Rapid improvements have seen Holy Trinity Primary School move from inadequate to requires improvement.

Headteacher Marcus Elder said he was delighted that Ofsted recognised the progress they had made so far and said further steps are being taken to continue the school's upward journey.

In the latest report, following a two-day inspection in October, Ofsted rated the school as requires improvement in three of five assessed categories.

But provision for early years as well as personal development, behaviour and welfare were rated as good.

Inspectors found reading standards at the Cecil Street school were not high enough.

They said: "The legacy of underachievement means that pupils in key stage 2 typically do less well than those in key stage 1.

"Younger pupils' phonics skills are typically less advanced than in other schools.

"Teaching is not good enough to ensure that pupils do as well as possible. New approaches to teaching mathematics and reading are at a relatively early stage."

Overall effectiveness at the school, as well as the effectiveness of leadership and management, and the quality of teaching, learning and assessment were rated as requires improvement.

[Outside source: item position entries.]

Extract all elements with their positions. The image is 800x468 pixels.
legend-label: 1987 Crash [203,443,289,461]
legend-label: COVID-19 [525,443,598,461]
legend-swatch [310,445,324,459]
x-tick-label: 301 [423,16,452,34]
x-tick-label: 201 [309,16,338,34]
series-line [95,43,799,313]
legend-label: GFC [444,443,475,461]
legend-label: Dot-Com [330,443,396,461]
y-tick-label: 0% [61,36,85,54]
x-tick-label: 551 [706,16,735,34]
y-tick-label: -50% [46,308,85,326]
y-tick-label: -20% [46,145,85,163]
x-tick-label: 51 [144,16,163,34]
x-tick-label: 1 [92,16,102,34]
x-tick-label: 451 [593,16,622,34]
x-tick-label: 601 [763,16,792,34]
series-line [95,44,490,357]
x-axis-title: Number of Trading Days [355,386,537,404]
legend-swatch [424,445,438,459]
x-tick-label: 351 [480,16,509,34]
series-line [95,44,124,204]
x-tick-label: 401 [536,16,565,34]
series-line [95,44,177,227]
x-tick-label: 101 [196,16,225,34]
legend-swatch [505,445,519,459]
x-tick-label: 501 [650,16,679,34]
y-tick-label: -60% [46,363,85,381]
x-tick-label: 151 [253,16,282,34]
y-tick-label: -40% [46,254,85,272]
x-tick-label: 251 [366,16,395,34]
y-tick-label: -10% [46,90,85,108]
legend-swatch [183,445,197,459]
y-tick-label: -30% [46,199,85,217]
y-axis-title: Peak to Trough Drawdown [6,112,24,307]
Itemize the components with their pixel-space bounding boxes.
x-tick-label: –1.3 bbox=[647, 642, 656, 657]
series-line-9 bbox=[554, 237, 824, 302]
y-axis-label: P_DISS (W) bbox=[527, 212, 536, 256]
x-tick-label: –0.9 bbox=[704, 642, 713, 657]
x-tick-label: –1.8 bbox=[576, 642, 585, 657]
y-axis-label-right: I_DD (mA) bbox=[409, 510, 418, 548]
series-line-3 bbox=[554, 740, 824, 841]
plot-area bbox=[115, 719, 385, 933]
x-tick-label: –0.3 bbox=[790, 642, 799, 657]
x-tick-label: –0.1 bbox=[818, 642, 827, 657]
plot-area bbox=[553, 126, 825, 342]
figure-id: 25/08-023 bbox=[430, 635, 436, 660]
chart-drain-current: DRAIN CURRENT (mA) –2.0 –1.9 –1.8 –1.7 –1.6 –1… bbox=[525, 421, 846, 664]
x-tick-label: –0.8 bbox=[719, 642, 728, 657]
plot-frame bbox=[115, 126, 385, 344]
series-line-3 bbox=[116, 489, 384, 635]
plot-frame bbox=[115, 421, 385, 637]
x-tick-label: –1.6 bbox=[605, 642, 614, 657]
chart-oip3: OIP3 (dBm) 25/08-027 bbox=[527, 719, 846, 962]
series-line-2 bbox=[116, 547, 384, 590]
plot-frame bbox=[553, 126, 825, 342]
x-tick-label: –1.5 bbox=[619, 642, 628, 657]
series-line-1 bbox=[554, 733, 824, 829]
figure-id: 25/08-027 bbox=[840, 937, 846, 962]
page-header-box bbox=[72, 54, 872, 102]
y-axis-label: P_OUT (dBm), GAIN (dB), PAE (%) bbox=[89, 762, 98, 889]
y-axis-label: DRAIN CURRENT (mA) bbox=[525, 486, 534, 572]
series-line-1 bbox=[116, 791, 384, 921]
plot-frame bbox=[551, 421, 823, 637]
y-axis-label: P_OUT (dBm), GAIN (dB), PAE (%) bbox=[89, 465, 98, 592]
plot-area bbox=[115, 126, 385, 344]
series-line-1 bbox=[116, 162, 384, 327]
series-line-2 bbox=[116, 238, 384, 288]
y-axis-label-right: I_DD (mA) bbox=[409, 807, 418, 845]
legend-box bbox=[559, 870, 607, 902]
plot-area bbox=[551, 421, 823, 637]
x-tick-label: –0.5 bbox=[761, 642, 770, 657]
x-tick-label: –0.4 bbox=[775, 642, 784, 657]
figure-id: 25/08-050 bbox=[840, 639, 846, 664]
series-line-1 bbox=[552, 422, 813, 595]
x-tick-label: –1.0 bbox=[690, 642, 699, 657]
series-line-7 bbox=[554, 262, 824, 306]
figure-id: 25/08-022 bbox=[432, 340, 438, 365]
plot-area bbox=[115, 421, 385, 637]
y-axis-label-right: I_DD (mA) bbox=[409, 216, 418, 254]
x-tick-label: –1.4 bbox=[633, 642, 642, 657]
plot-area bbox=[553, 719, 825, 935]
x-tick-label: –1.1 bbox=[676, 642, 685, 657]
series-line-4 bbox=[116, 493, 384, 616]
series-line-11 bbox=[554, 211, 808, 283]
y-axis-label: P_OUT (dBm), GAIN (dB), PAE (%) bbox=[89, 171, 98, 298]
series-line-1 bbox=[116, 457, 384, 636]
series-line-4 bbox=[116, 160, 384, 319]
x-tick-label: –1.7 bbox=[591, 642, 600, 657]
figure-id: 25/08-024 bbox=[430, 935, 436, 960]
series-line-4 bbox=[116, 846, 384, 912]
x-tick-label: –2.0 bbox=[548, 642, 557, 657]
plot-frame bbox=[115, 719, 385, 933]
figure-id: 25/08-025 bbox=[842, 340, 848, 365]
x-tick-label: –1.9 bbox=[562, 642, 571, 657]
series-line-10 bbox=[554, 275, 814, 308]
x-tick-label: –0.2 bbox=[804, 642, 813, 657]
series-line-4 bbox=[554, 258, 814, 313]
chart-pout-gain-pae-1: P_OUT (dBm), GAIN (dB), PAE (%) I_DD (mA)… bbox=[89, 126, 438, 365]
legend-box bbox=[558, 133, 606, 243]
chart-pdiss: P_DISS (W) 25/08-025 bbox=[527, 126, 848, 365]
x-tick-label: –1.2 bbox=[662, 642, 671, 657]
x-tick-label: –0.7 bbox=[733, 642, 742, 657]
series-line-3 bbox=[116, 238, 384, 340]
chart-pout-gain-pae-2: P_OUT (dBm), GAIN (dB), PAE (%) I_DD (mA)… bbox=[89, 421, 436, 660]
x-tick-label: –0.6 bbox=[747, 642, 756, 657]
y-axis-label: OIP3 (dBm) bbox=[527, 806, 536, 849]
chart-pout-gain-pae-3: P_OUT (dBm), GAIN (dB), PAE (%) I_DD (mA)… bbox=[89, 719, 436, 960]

The school was urged to review its new approaches to teaching reading and mathematics, sharpen school improvement planning targets, support staff at all levels and share about effective work.

But Holy Trinity was hailed for its Christian ethos and its leaders were described as active and committed.

Her Majesty’s Chief Inspector David Selby determined that the school no longer requires significant improvement.

Their report said: "Since the previous inspection, there has been rapid improvement in teaching and pupils’ progress. Results have improved significantly.

"In writing, disadvantaged pupils do as well as others. Leaders, staff and governors work hard and with increasing effectiveness.

"Despite the challenges that the school has recently faced, staff morale remains high, and staff continue to be willing to take on new tasks and responsibilities to provide the best for pupils.

"The improvement to the school has been driven by the clear and open leadership of the headteacher who is well supported by the deputy headteacher and other colleagues."

The school thanked parents for their support and the positive comments shared with Ofsted inspectors.

Mr Elder said: "Everyone at Holy Trinity is delighted by the report and the progress that we are making.

"We are pleased that the inspectors clearly recognised the hard work and commitment of our staff, governors and others in the school community.

"They noted the progress we are making to improve the school and raise the attainment of our pupils.

"Holy Trinity is a positive and caring school and everyone is proud of what we have achieved.

"We recognise that we still have further to go on our journey and will work hard to act on the priorities that Ofsted have given us."